Dual solutions of time-dependent magnetohydrodynamic stagnation point boundary layer micropolar nanofluid flow over shrinking/stretching surface

TLDR: In this paper, a model of the partial differential expressions is altered into the forms of the ordinary differential equations via similarity transformations, and the obtained equations are numerically solved by a shooting scheme in the MAPLE software.

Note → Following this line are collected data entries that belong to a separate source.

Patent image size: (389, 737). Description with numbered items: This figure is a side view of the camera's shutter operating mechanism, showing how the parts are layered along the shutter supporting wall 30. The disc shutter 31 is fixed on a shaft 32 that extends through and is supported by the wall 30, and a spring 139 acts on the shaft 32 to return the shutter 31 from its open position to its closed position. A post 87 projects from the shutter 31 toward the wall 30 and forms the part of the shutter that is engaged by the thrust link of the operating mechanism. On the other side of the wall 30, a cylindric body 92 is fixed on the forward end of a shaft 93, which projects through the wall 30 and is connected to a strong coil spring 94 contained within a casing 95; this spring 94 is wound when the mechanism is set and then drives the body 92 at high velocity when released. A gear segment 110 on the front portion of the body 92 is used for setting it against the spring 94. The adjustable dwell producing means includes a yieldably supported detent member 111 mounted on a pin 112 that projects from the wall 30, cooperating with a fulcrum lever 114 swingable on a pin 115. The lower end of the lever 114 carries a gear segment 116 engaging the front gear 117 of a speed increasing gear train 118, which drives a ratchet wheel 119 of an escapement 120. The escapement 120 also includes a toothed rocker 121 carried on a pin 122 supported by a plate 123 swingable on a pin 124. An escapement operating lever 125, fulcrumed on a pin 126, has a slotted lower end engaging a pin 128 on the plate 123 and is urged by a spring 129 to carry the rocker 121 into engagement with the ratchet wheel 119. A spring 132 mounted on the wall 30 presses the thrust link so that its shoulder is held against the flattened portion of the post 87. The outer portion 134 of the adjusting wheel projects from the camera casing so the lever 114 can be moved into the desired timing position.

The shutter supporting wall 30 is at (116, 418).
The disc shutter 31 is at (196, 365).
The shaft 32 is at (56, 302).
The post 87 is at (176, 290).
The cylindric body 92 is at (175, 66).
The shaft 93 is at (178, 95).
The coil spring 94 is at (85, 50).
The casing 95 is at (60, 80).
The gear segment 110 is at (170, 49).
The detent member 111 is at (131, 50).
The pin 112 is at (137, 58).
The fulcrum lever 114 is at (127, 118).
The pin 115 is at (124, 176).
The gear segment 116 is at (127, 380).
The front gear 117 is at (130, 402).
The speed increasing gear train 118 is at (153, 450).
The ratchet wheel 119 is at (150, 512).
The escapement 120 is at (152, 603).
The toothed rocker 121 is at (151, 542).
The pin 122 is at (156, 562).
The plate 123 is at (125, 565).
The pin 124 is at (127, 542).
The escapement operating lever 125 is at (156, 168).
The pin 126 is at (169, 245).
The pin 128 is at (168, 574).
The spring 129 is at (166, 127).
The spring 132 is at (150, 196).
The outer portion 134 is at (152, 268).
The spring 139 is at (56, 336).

Abstract: Time-dependent, two-dimensional (2D) magnetohydrodynamic (MHD) micropolar nanomaterial flow over a shrinking/stretching surface near the stagnant point is considered. Mass and heat transfer characteristics are incorporated in the problem. A model of the partial differential expressions is altered into the forms of the ordinary differential equations via similarity transformations. The obtained equations are numerically solved by a shooting scheme in the MAPLE software. Dual solutions are observed at different values of the specified physical parameters. The stability of first and second solutions is examined through the stability analysis process. This analysis interprets that the first solution is stabilized and physically feasible while the second one is un-stable and not feasible. Furthermore, the natures of various physical factors on the drag force, skin-friction factor, and rate of mass and heat transfer are determined and interpreted. The micropolar nanofluid velocity declines with a rise in the suction and magnetic parameters, whereas it increases by increasing the unsteadiness parameter. The temperature of the micropolar nanofluid rises with increase in the Brownian motion, radiation, thermophoresis, unsteady and magnetic parameters, but it decreases against an increment in the thermal slip constraint and Prandtl number. The concentration of nanoparticles reduces against the augmented Schmidt number and Brownian movement values but rises for incremented thermophoresis parameter values.